September 11, 2012 by Reader's Connection
I love Milo Brewer, in part because he’s the opposite of me. I tend to skate along on the surface of things, whereas Milo goes deep. Early in Olen Steinhauer’s novel The Tourist, Milo is standing on a dock in Slovenia, thinking about the case he’s working. He decides to jump into the water, while a fellow agent looks on in disbelief (“You’re not.”), and down in the dirty water he finds a corpse. Would I have jumped in?
I also like the fact that the reader is always finding stuff out about Milo and his past, just as Milo is figuring out how to survive in the world of espionage.
It’s a wonderful spy story. Milo used to be a Tourist–a kind of CIA agent who has no home base, who wanders the globe as needed, often doing dirty work. After some unpleasantness in Venice, he was pulled from “the Department of Tourism” and given a sort of home. Around that same time, he acquired a wife and daughter, who mean the world to him.
Sad to tell (but luckily for the reader), Milo is yanked back into the world of Tourists. The reasons for this are complex, but the story moves like an express train, and it’s loaded with the kind of paranoia that you can’t call paranoia because the enemies are everywhere.
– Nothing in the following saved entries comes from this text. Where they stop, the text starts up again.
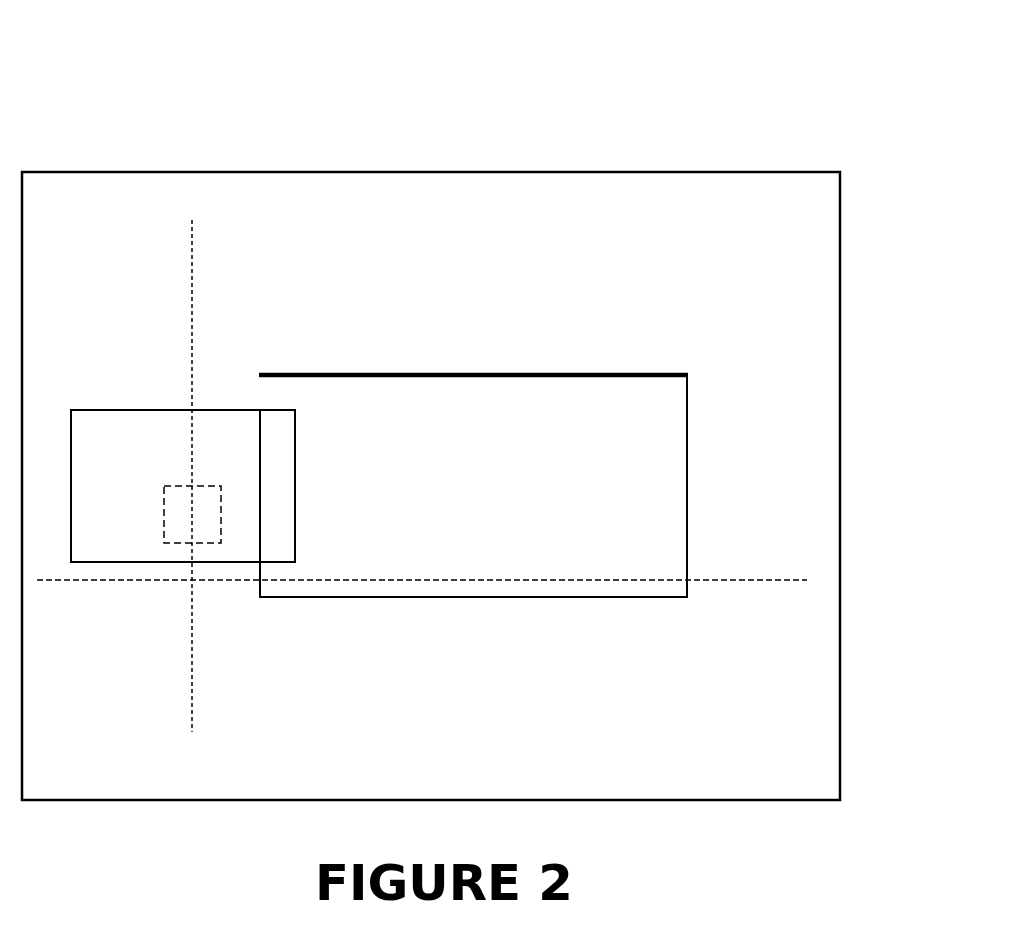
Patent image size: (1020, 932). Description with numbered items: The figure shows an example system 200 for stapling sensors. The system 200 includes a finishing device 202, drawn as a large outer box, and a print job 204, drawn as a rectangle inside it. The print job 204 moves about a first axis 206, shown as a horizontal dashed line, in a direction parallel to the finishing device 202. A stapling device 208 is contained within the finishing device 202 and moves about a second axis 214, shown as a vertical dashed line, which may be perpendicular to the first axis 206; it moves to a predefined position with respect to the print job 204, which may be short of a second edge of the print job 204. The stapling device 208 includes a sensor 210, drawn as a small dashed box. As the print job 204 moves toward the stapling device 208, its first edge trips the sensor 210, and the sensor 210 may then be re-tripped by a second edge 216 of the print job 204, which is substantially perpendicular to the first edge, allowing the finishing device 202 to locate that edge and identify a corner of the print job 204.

The system 200 is at (116, 76).
The finishing device 202 is at (841, 247).
The print job 204 is at (688, 477).
The first axis 206 is at (745, 582).
The stapling device 208 is at (124, 410).
The sensor 210 is at (164, 515).
The second axis 214 is at (193, 271).
The second edge 216 is at (457, 375).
All Tourists know the importance of awareness. When you enter a room or a park, you chart the escapes immediately. You take in the potential weapons around you–a chair, ballpoint pen, letter opener, or even the loose, low-hanging branch on the tree behind Milo’s bench. At the same time, you consider the faces. Are they aware of you? Or are they feigning a forced ignorance that is the hallmark of other Tourists? Because Tourists are seldom proactive; the best ones bring you to them.
There’s some debate on the Web as to whether there will ever be a movie version of The Tourist, with George Clooney as Milo.